The psychology of happiness leads the new issue, with a feature from Mark Broatch.
It begins:
You are as young as you feel, goes the advice. It’s said with a good measure of hope and often as a counter to the unspoken put-down: act your age. But it turns out if you do act your age, you will shorten your life.
Take a fascinating experiment done a few decades ago. A group of men in their seventies and eighties were bussed to a retreat and told to act and talk as if they were living 20 years earlier. They were exposed to films and radio of the period and surrounded by photos of themselves in fine health. Another group was kept strictly in the here and now, with no reminders that they were once young and active.

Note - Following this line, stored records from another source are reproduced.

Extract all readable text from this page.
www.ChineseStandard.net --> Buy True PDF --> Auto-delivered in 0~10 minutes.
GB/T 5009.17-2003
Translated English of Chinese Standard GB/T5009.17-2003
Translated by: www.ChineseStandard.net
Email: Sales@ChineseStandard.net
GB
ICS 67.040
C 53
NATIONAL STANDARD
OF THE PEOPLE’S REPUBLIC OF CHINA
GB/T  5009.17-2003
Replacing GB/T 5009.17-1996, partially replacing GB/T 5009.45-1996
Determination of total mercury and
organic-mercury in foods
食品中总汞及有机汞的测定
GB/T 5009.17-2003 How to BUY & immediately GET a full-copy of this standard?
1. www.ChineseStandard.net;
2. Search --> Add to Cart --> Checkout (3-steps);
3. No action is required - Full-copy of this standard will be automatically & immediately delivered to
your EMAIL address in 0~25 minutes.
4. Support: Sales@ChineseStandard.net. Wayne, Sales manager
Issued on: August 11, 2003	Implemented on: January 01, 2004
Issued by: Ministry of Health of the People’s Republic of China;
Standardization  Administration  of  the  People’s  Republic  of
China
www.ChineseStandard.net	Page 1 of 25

Within a week, the “time travellers” showed marked improvements in dexterity, intelligence tests and blood pressure, even in their eyesight and hearing. They were walking faster and their confidence had soared. Several threw away their walking sticks. Acting as if they were younger men had knocked years off their bodies and minds.
It’s not just seniors who benefit from acting younger. Women who have children later in life have significantly longer life expectancies. The counterpoint, inevitably, is also true. If your partner is more than four years older than you, your lifespan is under serious threat, because of the simple likelihood that you will act older than you are.
The way you behave directly influences your thoughts and emotions in just about every area of life. “We all know our thoughts influence our behaviour. So you feel happy and you smile,” says psychology professor Richard Wiseman. But it works the other way around, too. “In its simplest form, when you force your face into a smile, you feel happier.
So if you want to change how you think and feel, altering your behaviour is the quickest route.” Wiseman, based at the University of Hertfordshire and the author of several bestselling books about psychology, including 59 Seconds: Think a Little, Change a Lot, calls it the “As If” principle. Nike’s slogan, Just Do It, was right after all. By contrast, he says, there is no evidence that simply thinking positive works.
And for a different slant on things, Oliver Burkeman, author of The Antidote: Happiness for People Who Can’t Stand Positive Thinking, talks to Ruth Laugesen.
But wait. There’s more.
Governments doing things for people may sound positive and benevolent, but there is always a trade-off: less freedom, visiting US professor Robert George tells Jane Clifton.
And Rebecca Macfie writes on the thousands of Canterbury householders who face years of waiting to get their homes repaired or rebuilt and are directing their rage at the insurance industry.
Leading the bumper books and culture section is Guy Somerset‘s interview with Zadie Smith, who has returned with a much anticipated new work. Plus reviews of Roshi Fernando, Rajesh Parameswaran, Kirsty Gunn and Mario Vargas Llosa. And Nick Bollinger on new Rolling Stones books.